RDFa: friend or pita?
RDFa has just become a W3C proposed recommendation. It’s potentially cool/useful, because it may surmount some semantic barriers to automation that concerned Svenonius.
Similar to microformats, RDFa describes a syntax for embedding semantic meaning inside XHTML. It’s could be useful for us because most web pages today include (X)HTML (syntax), but don’t have a mechanism to embed clear meanings (semantics) for elements within the page, which might be picked up by search engines or browsers to return more precise and/or relevant results. RDFa, doesn’t seem overly complicated, either, something which frequently gets screwed up.

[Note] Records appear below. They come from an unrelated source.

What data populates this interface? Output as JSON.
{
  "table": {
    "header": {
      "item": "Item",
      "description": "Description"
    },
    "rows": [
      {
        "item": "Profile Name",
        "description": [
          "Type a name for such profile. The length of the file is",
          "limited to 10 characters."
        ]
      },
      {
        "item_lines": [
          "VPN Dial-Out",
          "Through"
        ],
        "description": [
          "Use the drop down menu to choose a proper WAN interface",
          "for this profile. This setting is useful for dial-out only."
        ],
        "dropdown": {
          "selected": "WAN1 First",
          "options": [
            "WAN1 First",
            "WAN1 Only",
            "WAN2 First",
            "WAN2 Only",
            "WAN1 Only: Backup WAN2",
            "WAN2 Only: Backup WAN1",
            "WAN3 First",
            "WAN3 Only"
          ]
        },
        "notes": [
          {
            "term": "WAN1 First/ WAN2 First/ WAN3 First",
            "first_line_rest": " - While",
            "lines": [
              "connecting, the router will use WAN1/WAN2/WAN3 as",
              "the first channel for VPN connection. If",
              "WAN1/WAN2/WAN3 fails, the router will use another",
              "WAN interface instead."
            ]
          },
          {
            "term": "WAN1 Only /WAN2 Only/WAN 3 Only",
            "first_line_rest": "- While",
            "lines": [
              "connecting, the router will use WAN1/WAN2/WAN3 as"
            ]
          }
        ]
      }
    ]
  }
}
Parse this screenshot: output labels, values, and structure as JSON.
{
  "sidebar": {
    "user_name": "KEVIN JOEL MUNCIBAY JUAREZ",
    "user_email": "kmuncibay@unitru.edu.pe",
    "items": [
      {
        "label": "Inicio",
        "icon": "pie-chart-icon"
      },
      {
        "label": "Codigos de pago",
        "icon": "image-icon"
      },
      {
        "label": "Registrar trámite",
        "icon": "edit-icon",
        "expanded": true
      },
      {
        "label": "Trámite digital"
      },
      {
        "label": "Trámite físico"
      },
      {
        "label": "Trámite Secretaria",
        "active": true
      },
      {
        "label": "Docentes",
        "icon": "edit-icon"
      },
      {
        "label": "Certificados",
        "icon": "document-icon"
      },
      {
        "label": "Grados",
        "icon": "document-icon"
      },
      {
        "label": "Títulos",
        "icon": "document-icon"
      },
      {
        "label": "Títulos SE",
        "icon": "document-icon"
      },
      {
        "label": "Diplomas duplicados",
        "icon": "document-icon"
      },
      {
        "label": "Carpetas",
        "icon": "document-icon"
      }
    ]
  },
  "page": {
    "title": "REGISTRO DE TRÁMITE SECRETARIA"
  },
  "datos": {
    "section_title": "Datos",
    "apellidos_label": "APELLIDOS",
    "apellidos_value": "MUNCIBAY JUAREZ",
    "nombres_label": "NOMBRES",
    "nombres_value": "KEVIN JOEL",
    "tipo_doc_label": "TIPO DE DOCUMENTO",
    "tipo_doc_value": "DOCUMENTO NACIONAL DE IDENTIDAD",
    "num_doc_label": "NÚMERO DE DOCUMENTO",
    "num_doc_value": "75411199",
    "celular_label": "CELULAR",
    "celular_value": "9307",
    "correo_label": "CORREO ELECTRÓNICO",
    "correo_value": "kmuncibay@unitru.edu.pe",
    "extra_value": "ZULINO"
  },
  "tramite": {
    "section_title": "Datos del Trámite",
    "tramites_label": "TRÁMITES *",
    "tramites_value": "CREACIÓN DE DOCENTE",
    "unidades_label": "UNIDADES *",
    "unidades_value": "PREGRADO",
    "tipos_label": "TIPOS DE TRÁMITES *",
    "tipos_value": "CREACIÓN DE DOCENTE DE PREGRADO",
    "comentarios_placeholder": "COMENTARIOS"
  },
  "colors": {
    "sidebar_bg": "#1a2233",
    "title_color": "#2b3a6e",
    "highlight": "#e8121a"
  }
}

How might one of us use this? When you author an XHTML page, point to a very specific vocabulary document on the web, (you can borrow someone someone else’s that has already been created) and then add as many “tuple” statements as you’d like to describe fields within <span></span> tags in terms of that vocabulary. An RDFa tuple is composed of a subject, a predicate, and an object all defined. An example of an RDFa tuple is, “Nat [subject] is a [predicate] Person [object],” and “Nat [subject] hates [predicate] homework [object]“. ; ). Will RDFa be widely accepted? I have no idea. I kind of like the idea of microformats for encapsulating semantic meaning, too.
http://creativecommons.org/weblog/entry/9240
Related: 3. ORGANIZATION {AND,OR,VS} RETRIEVAL (9/8), 4. XML (9/10), 6. METADATA & METADATA STANDARDS (9/17), 7. CONTROLLED NAMES AND VOCABULARIES (9/22)
Bob Glushko Said,
September 8, 2008 @ 9:21 pm
Gee, what do you think – should we invest in developing a domain-specific vocabulary whose semantics are tuned to a particular domain, or should we try to use a general-purpose language with a simpler syntax but relatively uncontrolled semantics? I look forward to talking about these issues in a few weeks — this is the TRADEOFF in its full glory.
Nathaniel Wharton Said,
September 8, 2008 @ 11:00 pm
hmmm. Yeah, I can see that tradeoff. I think our design choice depends on what we’re building and why, and what constraints we have. We ideally want to avoid over- _or_ under- building. I can think of scenarios where either, neither, both, hybrid, or other techniques could be good design decisions for the problem we’re trying to solve. Investment in semantic markup might be mitigated and facilitated through form-based entry coupled with automation (using a scripting language), for instance when an input form entity could correspond 1:1 with a vocabulary subject. In this case, for instance, you _could_ have a great efficiency in auto-generating semantic markup many times. But of course, it depends! I sure hope we have the specifications right before we go to the trouble! Vocabularies don’t always need to be developed from scratch, either. They could be borrowed. Generally, I would think borrowing vocabulary increases possibilities for re-purposing down-the-line — beyond just your own currently-conceived application requirements. In 20 years, though, I wonder.. will our semantic language be dead, forgotten, and our time “wasted”, like all the time librarians invested in creating all those cards… but I don’t think that was wasted. They were solving the problem at hand with the limited tools available. Guess that’s what we’d be doing, too. : ).